Sans surprise, les actionnaires du numéro un mondial du pneumatique, le groupe français Michelin, ont placé vendredi Jean-Dominique Senard en pole position pour en prendre la direction d'ici deux ans, tout en renforçant la gouvernance.
"Je tiens à vous exprimer toute ma reconnaissance pour la confiance que vous venez de me témoigner. Je ferai tout pour porter et maintenir au plus haut les valeurs de cette entreprise emblématique", a déclaré M. Senard après l'approbation de sa nomination en tant que gérant commandité de Michelin.
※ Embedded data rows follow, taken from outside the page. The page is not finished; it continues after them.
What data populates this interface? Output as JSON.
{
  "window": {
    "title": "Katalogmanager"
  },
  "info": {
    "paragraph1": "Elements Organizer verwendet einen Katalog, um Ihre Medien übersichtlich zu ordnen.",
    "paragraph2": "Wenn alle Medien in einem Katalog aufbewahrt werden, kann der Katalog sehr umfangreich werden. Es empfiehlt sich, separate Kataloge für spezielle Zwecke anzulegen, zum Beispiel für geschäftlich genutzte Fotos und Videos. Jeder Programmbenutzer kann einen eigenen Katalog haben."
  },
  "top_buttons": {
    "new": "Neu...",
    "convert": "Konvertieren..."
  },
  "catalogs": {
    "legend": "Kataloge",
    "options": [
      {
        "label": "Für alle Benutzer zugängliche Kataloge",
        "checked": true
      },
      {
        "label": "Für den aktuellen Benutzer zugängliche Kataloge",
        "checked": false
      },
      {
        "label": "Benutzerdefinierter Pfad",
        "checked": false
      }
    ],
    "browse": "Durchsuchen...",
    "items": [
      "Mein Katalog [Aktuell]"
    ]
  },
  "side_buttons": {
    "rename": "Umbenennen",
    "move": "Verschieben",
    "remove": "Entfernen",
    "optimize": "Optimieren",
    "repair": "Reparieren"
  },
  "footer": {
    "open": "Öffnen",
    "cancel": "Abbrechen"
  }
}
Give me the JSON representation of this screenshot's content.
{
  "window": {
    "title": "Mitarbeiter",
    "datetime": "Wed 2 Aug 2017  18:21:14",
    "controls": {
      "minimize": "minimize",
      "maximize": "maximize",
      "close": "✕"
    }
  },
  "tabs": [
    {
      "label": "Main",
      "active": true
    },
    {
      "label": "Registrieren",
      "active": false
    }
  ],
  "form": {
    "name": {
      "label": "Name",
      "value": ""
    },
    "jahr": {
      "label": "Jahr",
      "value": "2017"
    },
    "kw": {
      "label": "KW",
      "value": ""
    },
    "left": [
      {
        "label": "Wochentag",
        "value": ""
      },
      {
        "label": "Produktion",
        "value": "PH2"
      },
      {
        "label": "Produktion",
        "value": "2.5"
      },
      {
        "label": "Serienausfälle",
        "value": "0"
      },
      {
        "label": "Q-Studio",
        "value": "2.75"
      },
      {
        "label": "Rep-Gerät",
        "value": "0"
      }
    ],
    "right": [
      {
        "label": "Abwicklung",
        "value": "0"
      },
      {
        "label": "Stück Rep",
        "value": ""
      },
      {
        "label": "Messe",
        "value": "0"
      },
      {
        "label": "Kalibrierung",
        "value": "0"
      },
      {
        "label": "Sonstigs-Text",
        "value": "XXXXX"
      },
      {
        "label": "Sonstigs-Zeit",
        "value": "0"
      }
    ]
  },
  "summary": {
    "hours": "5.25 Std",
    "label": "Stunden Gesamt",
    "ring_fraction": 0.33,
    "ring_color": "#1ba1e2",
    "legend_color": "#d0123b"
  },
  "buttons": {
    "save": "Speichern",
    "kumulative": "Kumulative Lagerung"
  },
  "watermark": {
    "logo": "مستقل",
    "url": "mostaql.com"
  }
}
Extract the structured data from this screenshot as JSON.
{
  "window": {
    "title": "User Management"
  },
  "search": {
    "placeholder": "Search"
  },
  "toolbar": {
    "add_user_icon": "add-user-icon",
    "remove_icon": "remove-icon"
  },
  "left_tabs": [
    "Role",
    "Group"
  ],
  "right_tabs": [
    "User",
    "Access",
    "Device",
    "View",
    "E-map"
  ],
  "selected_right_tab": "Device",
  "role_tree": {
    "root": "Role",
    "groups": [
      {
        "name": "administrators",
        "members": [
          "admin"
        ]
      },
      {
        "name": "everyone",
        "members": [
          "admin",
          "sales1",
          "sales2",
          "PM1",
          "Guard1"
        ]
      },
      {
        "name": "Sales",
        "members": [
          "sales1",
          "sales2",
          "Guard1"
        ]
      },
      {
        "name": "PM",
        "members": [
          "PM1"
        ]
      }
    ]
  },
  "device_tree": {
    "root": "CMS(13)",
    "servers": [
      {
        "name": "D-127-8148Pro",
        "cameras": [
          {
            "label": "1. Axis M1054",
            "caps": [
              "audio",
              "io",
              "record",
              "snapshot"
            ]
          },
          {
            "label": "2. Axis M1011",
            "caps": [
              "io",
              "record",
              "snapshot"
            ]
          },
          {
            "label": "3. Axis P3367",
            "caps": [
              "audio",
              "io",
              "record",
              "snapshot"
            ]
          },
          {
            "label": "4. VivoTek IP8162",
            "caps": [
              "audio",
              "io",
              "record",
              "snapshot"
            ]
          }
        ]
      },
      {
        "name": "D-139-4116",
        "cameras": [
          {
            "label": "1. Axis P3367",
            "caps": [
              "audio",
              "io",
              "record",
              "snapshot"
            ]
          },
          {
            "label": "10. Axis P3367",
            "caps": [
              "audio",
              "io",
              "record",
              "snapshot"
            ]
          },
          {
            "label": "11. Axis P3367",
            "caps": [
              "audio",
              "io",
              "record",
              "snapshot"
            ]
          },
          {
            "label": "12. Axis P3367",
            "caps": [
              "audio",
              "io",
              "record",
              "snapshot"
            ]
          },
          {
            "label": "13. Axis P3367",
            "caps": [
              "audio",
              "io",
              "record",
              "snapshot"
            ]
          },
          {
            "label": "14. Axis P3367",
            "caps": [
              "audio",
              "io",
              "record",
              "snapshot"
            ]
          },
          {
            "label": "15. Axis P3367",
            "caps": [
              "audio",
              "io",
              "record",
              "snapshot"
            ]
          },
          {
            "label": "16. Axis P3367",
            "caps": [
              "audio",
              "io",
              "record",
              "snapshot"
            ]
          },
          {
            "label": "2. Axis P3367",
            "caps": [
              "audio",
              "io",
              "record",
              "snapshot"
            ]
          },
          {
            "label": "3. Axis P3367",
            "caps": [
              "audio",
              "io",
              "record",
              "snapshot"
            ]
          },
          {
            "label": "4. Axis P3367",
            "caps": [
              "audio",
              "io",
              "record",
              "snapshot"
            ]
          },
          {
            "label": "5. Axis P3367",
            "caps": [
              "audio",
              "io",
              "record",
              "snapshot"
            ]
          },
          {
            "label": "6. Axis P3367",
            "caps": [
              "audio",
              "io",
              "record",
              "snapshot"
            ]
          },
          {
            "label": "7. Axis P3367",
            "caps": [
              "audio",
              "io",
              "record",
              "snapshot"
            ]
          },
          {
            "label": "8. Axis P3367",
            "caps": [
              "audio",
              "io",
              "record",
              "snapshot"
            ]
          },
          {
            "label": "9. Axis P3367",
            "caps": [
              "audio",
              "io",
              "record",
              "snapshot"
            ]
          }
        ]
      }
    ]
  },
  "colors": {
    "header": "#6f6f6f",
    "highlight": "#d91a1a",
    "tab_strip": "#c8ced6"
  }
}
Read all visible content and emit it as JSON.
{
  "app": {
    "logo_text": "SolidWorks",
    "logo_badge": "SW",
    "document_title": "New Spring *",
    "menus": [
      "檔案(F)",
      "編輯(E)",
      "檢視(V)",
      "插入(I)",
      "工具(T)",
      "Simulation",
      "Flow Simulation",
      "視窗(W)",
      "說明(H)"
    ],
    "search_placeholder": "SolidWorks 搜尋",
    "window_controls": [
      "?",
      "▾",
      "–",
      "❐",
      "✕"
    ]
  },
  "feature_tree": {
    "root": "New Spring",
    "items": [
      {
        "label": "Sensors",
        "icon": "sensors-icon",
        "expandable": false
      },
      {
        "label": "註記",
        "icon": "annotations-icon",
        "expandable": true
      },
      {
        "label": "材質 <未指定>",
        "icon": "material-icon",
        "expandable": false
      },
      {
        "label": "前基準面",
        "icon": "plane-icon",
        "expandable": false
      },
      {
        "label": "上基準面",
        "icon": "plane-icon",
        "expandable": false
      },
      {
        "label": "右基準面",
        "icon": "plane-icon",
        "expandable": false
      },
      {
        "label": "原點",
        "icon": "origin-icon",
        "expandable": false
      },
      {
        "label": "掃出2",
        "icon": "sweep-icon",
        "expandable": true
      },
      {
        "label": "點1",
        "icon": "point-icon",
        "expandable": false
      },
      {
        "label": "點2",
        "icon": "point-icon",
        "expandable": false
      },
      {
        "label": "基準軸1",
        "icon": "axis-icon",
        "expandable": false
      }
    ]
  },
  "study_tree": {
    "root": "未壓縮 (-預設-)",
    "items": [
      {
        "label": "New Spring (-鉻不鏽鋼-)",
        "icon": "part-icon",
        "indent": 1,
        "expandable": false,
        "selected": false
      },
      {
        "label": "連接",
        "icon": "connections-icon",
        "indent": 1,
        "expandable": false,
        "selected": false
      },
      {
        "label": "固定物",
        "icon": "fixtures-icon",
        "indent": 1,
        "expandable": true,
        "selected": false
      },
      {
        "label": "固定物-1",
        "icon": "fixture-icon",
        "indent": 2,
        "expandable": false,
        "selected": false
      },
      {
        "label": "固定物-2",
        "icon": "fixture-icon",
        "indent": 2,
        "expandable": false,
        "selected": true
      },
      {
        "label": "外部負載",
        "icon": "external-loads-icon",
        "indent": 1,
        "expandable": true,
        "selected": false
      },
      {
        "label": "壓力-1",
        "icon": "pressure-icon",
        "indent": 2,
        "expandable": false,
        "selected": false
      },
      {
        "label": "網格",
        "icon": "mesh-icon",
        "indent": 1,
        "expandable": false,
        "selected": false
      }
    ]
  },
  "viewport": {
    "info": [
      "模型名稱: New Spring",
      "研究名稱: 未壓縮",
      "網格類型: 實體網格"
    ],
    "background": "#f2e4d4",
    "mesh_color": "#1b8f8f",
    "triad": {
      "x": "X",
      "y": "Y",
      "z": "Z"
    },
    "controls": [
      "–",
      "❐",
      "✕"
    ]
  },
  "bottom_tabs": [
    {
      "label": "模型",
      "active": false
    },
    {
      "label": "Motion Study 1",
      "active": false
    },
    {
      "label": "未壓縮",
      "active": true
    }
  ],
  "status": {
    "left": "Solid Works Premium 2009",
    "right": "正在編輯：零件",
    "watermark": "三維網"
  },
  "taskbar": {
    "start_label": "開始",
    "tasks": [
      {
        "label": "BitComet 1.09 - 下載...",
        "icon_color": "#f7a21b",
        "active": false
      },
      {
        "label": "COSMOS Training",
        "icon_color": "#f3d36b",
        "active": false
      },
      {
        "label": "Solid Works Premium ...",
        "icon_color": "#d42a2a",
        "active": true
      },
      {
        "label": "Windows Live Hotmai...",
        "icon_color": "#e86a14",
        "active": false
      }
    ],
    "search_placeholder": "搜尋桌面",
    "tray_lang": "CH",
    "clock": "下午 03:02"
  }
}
Il a également rendu un hommage appuyé à Edouard Michelin qui l'avait appelé à ses côtés en 2005, et qui est décédé accidentellement en 2006 à 42 ans, laissant seul aux commandes son co-gérant, Michel Rollier.
Mais M. Rollier, 66 ans, a fait savoir en février en présentant un résultat annuel record pour 2010 --1,05 md EUR-- qu'il comptait quitter son poste dans les deux ans, soit bien avant la limite statutaire des 72 ans, et passer la main à M. Senard, 58 ans.
Ce dernier est entré chez Michelin en 2005 en tant que directeur financier, après avoir travaillé chez Total, Saint-Gobain et Pechiney. Il avait été nommé gérant non commandité en mai 2007.
Il sera le premier patron du Bibendum à ne pas appartenir à la famille d'André et Edouard Michelin, fondateurs de l'entreprise en 1889.
Interpellé par un actionnaire à ce sujet, M. Senard a déclaré: "Je n'appartiens pas à la famille Michelin et j'en suis bien désolé", soulignant qu'il en portait néanmoins les valeurs.
"Le groupe Michelin va bien. Il a été modifié en profondeur mais a su conserver ses valeurs", a souligné pour sa part M. Rollier. "Le groupe est sorti de l'étau financier qui a contraint son développement pendant près de 20 ans".
Environ 1.900 actionnaires du groupe étaient rassemblés vendredi matin à quelques encablures du siège historique de Michelin à Clermont-Ferrand. Ils ont adopté l'ensemble des résolutions, qui visaient notamment à clarifier et à renforcer la gouvernance du groupe.
Ils ont approuvé l'introduction d'un mandat de 4 ans renouvelable pour la fonction de gérant commandité --au lieu d'une nomination jusqu'à 72 ans-- et pour celle de gérant non commandité (5 ans actuellement), ainsi que la création du poste de président de gérance. Avec, nouveauté, possibilité de révocation et de démission.
Une rémunération fixe pour les gérants commandités a été validée. Jusqu'à présent, ils étaient rémunérés uniquement en fonction des résultats, pouvant ne rien percevoir comme c'est arrivé à plusieurs reprises.
L'AG a également approuvé le versement d'un dividende de 1,78 euro, contre 1 euro l'année précédente.
En préambule de l'AG, un porte-parole du syndicat CGT a pris la parole devant les actionnaires pour évoquer les conséquences de la fermeture du site de Toul en 2009, et évoquer les problèmes de rémunération.
"M. Rollier a perçu une rémunération de 4,5 millions d'euros l'année dernière", a relevé auprès de l'AFP Jacques Chambon, responsable CGT, déplorant les suppressions d'emplois en France.
Lors d'un point presse à l'issue de l'AG, M. Senard a prévenu de nouvelles hausses tarifaires du fait de l'inflation des matières premières (caoutchouc naturel, pétrole).
Michelin a estimé le surcoût à 1,8 milliard d'euros pour 2011, "plus que notre résultat opérationnel l'an dernier", et une poursuite du renchérissement des matières premières aura désormais un "impact sur 2012".
Le prix des pneus, toutes les gammes sont affectées, devrait augmenter "entre 2 et 5% en année pleine mais nous n'avons pas encore pris de décision sur leur mise en oeuvre", a précisé M. Senard.